To what extent the propensity to avoid medical practices at a high risk of inappropriateness will be "honored" when that choice collides with economic individual or corporate incentives?

To what extent the fear of litigation (defensive medicine) will influence the appropriateness of prescribing behavior?

In conclusion, the Choosing Wisely project has aroused in many countries the enthusiasm of physicians and of other health professionals, as it is based on their responsibility in the appropriate use of resources.
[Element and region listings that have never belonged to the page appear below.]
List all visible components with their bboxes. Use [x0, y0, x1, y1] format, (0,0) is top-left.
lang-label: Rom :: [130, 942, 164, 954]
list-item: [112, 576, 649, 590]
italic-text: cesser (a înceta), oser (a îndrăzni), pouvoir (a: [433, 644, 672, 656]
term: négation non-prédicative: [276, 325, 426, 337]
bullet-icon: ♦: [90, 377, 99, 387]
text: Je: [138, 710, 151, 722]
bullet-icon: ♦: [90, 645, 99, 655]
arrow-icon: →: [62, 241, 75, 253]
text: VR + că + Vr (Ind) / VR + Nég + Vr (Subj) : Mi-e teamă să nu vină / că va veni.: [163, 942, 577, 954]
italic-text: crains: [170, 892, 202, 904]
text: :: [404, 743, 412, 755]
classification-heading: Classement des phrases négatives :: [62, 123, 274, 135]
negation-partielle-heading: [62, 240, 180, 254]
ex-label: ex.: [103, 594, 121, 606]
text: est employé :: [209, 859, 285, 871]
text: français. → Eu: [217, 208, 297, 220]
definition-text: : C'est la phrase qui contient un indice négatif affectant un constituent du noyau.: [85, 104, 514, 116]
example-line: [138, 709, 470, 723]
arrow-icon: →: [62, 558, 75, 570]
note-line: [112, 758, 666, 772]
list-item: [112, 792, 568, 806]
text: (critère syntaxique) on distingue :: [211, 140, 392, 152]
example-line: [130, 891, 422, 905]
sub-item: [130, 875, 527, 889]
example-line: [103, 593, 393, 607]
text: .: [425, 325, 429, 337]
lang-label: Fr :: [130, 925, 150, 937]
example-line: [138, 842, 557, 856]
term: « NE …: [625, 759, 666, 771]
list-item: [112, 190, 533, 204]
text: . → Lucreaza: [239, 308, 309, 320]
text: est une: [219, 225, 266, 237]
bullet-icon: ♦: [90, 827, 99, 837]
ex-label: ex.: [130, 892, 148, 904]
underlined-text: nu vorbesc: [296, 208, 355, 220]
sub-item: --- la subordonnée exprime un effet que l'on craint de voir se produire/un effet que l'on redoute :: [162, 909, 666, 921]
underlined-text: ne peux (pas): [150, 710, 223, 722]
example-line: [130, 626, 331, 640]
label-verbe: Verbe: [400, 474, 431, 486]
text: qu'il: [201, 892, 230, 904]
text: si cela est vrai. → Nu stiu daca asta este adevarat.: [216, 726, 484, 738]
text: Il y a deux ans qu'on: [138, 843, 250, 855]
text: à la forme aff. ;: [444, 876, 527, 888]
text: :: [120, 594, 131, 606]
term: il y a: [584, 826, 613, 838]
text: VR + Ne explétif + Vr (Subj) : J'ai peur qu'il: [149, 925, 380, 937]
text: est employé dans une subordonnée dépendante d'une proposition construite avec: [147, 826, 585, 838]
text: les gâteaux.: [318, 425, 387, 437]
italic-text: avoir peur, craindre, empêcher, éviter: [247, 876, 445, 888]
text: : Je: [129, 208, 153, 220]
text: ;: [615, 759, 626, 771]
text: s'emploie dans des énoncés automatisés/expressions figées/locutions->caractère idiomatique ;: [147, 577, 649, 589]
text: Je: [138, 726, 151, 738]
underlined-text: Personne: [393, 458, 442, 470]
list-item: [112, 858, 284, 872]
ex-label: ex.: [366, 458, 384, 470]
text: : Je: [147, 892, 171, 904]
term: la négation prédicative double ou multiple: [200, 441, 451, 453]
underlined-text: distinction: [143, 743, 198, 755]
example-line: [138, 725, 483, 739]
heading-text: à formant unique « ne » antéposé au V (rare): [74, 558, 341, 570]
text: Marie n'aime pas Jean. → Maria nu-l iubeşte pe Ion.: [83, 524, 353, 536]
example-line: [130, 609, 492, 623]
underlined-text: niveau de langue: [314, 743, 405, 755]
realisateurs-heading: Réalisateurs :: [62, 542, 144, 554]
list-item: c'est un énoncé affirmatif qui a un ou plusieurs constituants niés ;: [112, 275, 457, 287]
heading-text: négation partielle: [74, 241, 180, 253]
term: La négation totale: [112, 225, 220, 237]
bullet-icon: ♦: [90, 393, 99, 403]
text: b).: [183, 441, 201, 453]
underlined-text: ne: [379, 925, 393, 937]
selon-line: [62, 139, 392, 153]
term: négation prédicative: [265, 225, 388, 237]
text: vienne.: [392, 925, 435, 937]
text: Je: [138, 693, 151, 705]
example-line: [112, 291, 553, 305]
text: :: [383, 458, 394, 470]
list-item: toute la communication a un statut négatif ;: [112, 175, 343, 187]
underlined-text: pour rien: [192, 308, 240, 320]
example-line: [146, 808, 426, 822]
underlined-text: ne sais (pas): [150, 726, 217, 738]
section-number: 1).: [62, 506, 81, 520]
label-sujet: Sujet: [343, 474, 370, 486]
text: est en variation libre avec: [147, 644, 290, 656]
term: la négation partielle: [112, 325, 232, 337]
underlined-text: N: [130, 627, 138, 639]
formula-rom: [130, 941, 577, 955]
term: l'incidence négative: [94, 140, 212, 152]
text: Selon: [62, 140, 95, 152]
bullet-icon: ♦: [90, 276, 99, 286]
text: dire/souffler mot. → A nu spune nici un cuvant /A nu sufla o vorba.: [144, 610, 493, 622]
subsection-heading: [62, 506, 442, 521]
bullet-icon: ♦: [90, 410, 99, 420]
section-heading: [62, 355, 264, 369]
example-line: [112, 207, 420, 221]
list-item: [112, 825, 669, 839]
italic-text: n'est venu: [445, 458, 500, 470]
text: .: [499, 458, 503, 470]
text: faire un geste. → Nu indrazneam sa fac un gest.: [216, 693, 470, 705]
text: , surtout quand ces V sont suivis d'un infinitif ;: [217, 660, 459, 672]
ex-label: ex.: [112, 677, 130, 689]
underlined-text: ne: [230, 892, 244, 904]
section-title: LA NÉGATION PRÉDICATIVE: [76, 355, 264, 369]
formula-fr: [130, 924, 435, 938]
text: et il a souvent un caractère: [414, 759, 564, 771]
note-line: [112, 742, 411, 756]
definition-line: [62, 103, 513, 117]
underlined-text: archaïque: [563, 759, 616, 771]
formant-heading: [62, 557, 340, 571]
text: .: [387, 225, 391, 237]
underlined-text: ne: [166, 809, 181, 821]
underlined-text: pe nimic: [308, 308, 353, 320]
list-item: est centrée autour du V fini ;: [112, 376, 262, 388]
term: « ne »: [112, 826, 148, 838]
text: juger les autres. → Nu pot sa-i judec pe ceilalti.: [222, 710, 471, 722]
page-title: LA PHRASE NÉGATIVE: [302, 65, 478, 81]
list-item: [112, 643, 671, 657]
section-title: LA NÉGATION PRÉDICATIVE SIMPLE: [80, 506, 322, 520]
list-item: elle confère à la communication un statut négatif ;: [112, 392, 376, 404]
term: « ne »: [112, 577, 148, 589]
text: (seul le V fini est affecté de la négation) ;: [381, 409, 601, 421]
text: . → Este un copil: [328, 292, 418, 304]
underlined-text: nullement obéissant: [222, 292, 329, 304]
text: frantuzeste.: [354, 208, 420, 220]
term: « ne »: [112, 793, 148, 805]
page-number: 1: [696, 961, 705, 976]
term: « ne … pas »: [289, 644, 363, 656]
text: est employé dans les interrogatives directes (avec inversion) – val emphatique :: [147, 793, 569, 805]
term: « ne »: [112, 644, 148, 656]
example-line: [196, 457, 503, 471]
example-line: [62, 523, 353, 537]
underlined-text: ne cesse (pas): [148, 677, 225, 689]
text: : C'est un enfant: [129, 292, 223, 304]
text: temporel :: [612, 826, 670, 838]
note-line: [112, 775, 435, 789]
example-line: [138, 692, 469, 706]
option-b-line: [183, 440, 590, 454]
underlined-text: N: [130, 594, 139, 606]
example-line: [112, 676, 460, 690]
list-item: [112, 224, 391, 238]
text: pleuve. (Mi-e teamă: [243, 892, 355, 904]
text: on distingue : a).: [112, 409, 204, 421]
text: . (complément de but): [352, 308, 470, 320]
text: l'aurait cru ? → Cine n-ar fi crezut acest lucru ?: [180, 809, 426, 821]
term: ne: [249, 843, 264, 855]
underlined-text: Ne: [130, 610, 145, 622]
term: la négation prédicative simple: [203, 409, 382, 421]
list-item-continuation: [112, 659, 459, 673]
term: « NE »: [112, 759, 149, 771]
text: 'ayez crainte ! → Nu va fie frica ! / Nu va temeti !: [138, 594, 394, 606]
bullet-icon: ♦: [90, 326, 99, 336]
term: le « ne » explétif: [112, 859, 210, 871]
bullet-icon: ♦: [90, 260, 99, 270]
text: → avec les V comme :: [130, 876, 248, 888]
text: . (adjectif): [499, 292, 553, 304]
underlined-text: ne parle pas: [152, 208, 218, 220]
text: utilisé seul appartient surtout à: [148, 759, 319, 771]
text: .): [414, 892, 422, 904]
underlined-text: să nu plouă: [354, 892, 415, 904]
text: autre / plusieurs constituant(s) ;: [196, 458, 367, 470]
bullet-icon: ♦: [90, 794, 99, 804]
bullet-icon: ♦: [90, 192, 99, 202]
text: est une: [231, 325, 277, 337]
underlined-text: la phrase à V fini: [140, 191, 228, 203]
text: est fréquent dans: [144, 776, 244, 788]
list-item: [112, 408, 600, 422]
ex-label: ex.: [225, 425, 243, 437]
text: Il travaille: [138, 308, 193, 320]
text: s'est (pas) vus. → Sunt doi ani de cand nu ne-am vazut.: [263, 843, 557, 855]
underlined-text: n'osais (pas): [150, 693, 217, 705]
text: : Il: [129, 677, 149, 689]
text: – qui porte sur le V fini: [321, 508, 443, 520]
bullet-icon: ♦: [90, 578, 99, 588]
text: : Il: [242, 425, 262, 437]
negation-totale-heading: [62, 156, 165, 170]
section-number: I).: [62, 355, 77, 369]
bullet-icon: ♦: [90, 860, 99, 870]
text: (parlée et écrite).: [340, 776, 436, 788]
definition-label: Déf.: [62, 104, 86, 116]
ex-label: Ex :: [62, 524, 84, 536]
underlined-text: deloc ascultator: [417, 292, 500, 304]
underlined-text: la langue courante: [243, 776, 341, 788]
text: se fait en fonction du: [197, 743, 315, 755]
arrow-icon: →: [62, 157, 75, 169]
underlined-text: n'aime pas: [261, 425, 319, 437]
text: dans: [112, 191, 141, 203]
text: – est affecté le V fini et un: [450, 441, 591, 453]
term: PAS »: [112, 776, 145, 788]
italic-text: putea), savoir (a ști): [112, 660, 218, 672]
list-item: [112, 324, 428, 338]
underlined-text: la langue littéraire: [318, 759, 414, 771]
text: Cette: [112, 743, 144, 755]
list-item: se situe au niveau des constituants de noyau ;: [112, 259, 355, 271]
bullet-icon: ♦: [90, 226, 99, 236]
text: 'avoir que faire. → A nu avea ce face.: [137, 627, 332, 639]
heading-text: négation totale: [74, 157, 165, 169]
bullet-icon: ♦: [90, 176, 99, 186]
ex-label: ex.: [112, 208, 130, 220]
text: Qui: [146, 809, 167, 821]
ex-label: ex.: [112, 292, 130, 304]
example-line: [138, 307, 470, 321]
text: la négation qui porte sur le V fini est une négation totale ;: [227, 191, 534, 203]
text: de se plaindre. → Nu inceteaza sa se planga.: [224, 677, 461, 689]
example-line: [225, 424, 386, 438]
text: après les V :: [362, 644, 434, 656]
We believe that the success of the project will, to a large extent, depend in particular on the sense of responsibility and on the ethical involvement of the participating physicians. The active involvement of patients, in fact, is likely to remain a mythical desire for the vast majority of them and for many years to come. However, the project can be a powerful tool for the community health education. In order for this to happen, though, it should be supported by an intense and intelligent communication campaign addressed to the general public and not only to elitist groups of consumers. In fact, the physician-patient encounter may not be sufficient to change habits and behaviors that already deeply entrenched (2).

References:
(1) Domenighetti G., Grilli R., Liberati A. Promoting consumer's demand for evidence-based medicine. International Journal of Technology Assessment in Health Care 1998; 14: 97-105

(2) Morden NE, Colla CH, Sequist TD, Rosenthal MB. (2014). Choosing Wisely - The Politics and Economics of Labeling Low-Value Services. N Engl J Med 2014; DOI: 10.1056

(3) Saurabh Jha MB. From Imaging Gatekeeper to Service Provider - A Transatlantic Journey. N Engl J Med 2013; 369 (1): 5-7

Clinical skills are the backbone of reducing harmful medical usage worldwide. A passionate clinician would relegate only those cases to investigations where they are really indicated and exercise patience in dealing with them. A common cold can be effectively managed by supportive treatment without resorting to the latest, costly antibiotics. Malpractice by some tarnishes the image of other doctors and demeans the patient -doctor relationship. Care givers and investigating authorities must work together and decide judiciously as to the management and necessity of cumbersome, costly and many a times unnecessary investigations.